- Date published:
8:00 am, January 4th, 2018 - 179 comments
Categories: act, bill english, election 2017, Gerry Brownlee, greens, jacinda ardern, labour, national, nick smith, Nikki Kaye, nz first, paula bennett, Politics, same old national, Steven Joyce - Tags:
I almost feel sorry for National. Last year they nearly pulled off what would have been a remarkable election victory and a fourth term in power.
Thankfully for the sake of the country this did not happen. The combination of utter indifference to the big problems the country was facing as well as the plight of the poor and the dirty politics hatchet jobs that National performed as a matter of course eventually caught up with it.
But it is currently is in a relatively healthy position. Polling at 44% of the party vote in the 2017 election is not a result to be sneezed at. Although National has problems. It has no friends apart from a puppet party that survives only because of a sweetheart deal in Epsom that distorts the true intent of MMP.

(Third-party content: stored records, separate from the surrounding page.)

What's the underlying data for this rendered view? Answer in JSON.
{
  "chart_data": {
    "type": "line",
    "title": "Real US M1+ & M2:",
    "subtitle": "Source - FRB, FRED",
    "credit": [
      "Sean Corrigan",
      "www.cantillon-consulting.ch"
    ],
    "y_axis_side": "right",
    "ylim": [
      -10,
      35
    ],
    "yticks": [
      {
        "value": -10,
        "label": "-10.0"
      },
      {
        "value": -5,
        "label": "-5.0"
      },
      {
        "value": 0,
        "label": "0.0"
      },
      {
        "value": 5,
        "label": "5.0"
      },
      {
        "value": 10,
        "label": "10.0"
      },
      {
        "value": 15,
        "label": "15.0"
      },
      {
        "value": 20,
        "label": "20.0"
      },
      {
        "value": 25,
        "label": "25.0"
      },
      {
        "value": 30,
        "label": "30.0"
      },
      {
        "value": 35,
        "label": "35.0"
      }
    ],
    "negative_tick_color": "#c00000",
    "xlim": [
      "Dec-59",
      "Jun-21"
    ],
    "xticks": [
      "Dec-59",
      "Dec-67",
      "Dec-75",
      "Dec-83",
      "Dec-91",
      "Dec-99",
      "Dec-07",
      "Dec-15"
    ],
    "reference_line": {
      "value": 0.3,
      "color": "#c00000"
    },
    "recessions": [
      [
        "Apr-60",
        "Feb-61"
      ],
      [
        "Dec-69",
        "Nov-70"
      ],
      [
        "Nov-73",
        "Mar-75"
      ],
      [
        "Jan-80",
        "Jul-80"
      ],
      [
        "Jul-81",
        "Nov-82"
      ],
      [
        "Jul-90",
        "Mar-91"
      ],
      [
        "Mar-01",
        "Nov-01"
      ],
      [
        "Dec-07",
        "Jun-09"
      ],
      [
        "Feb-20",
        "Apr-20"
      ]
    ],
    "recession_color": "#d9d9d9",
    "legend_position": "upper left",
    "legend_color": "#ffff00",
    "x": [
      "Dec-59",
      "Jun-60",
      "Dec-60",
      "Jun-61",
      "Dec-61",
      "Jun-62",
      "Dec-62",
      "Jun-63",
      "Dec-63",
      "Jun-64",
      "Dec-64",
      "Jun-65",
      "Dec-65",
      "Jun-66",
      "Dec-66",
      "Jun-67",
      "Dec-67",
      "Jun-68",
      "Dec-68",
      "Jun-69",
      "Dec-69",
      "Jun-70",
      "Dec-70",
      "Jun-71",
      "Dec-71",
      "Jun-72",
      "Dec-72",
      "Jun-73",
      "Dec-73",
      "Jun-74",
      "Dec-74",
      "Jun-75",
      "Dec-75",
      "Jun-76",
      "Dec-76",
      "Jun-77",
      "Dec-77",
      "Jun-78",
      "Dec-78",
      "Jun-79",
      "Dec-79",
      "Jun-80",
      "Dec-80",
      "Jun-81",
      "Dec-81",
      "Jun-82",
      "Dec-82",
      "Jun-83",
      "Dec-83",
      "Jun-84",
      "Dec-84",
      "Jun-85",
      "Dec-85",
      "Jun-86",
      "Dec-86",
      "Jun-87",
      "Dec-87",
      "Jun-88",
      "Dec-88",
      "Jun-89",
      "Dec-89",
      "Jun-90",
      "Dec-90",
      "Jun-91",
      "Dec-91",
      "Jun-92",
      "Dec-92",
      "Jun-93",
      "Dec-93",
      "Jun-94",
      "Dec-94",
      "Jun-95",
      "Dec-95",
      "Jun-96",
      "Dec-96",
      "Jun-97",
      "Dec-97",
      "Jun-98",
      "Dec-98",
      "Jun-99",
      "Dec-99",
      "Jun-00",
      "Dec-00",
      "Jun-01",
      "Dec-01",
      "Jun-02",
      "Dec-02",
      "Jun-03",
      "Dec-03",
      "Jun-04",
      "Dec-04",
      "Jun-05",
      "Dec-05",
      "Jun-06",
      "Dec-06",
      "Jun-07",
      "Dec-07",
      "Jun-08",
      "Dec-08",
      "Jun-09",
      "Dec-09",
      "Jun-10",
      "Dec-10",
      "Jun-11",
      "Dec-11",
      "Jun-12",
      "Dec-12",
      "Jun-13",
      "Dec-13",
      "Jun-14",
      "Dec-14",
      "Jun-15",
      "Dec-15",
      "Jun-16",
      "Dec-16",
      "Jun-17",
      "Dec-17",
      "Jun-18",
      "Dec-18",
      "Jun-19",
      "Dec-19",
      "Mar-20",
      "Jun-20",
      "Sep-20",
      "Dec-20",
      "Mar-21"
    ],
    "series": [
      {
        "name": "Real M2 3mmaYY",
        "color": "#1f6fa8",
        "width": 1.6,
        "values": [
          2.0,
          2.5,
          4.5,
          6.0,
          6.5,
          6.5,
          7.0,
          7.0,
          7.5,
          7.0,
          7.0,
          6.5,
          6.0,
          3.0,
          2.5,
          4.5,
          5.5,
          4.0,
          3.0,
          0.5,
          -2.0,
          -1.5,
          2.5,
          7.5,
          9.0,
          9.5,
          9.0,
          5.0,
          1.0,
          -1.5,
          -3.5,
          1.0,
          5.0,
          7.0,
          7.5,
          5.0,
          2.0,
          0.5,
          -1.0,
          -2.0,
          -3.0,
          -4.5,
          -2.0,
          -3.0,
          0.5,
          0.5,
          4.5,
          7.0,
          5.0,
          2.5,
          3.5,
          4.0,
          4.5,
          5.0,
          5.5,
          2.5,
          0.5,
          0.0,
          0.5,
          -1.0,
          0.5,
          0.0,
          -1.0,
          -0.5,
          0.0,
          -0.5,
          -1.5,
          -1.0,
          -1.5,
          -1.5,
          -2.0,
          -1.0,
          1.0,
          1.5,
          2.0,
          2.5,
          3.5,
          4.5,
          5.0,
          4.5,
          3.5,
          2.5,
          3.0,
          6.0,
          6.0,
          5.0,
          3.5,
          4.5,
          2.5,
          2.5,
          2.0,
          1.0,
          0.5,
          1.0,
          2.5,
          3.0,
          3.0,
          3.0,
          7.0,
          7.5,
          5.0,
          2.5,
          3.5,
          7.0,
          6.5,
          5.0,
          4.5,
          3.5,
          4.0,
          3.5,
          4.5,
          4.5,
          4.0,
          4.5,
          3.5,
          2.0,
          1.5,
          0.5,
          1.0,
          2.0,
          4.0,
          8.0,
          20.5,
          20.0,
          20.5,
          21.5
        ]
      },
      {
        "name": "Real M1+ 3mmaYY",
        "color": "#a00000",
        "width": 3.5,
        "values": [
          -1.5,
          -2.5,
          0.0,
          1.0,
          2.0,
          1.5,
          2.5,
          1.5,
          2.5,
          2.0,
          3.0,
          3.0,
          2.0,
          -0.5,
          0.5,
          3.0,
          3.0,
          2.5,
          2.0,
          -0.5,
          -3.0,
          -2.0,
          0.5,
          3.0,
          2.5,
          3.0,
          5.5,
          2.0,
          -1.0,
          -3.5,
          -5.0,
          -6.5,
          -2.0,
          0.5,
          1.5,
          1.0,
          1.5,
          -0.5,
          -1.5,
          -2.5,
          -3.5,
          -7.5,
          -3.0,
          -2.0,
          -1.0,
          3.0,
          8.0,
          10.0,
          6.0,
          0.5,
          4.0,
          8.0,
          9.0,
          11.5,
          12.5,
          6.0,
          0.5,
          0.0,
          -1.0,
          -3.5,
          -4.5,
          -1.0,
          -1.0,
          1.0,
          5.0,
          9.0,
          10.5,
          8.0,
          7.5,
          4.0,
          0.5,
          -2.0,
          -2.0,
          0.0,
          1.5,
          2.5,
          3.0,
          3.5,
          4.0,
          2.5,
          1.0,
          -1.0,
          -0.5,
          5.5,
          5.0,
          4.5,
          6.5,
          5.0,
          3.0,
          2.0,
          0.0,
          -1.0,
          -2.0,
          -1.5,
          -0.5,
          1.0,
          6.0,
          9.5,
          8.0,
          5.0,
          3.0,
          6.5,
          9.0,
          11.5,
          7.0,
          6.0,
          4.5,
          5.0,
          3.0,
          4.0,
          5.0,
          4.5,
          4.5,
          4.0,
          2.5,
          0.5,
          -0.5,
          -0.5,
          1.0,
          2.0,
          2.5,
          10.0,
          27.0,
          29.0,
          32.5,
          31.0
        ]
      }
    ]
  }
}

But National’s ranks are full of those who believe that their correct position is at the top of the pile. Failure of any sort is not tolerated.
There have been claims that Bill English’s position as leader is secure but I am not so sure.
Already Jacinda Ardern healthily outpoints him on the preferred PM status. And I expect this to become even more pronounced. Unlike a couple of poorly performing colleagues she has taken to Government like a real natural. I expect the country’s appreciation for her to continue to increase.
Which is why I believe Bill English will find himself in an increasingly difficult position. He will not be able to counter Ardern’s charm and charisma let alone her intellect. He will increasingly appear to be yesterday’s man no longer capable of doing the only job that matters for National, and that is returning it to power.
This is why the chances of either him standing down as leader or of some sort of coup against him being mounted this year are very high.
And it is not just me. National insider and occasional Standard reader Matthew Hooton thinks the same. He believes (NBR paid content) that it is extremely unlikely that English will succeed in being reelected as Prime Minister. His only prospect is for the current Government to collapse and remorseful voters then returning to National’s fold. Otherwise its return to power will depend on generational change. As he says old faces do not win 21st century elections.
Hooton predicts a number of senior members of the National Caucus will need to decide if they go now or if they wait for demotion later on in the year. He singles out Paula Bennett, Steven Joyce, Gerry Brownlee and Nick Smith and thinks they have all done their dash.
And former National Cabinet Minister Philip Burdon also thinks that the chances of an upheaval are high, although he thinks that English is safe at least for now.
From an opinion piece published in Stuff:
Politically it can be assumed that Labour has re-established itself as the dominant alternative option to the National Party. The Greens retain a brand image that almost certainly secures their ongoing relevance in the NZ political scene.
The challenge for NZ First will be for the party to create an identity independent from its founder and current leader Winston Peters.
The National Party in the meantime will have to deal with the agonies of generational change as they replace a time-lined front bench, who with the exception of Bill English (whose leadership is secure) will be under increasingly unsympathetic scrutiny from frustrated and ambitious back benchers. If history is any precedent their challenges have only just begun.
It will be an interesting year.
Who are the pretenders to English’s throne?
Joyce probably thinks he is a prospect but I suspect the $11 billion hole may have sunk his chances as well as his reputation. Although it may have stopped National’s slide in the polls it showed that Joyce is incompetent and should not be trusted with any further power. And he is clearly one of yesterday’s people.
Judith Collins thinks she has a chance. God loves a trier. Maybe if she makes it Cameron Slater could become chief of staff. Somehow I do not think this will happen.
Jonathan Coleman also probably thinks that he has a realistic opportunity of nailing the big one. He is such an unlikeable person, even within his caucus that his chances must be remote.
And they are up against Jacinda Ardern who has already shown herself to be a formidable leader. I think that National’s caucus will realise their candidacies are not viable.
I suspect National’s caucus will coalesce around Nikki Kaye and use her winning of Auckland Central against Ardern as justification for this. Although the tactic she used, failing to turn up to any debate where Ardern was present is not a tactic that inspires confidence that she has what is required. And nothing I have seen of her strikes any sort of fear or concern.
National face a big problem. While in Government they were very good at the smears and the PR jobs, announcing again and again existing policy and stroking prejudices so that those in talkback land remained supportive.
But they will find opposition much more difficult. Expect there to be a fair amount of blood on National’s caucus room floor while they sort things out.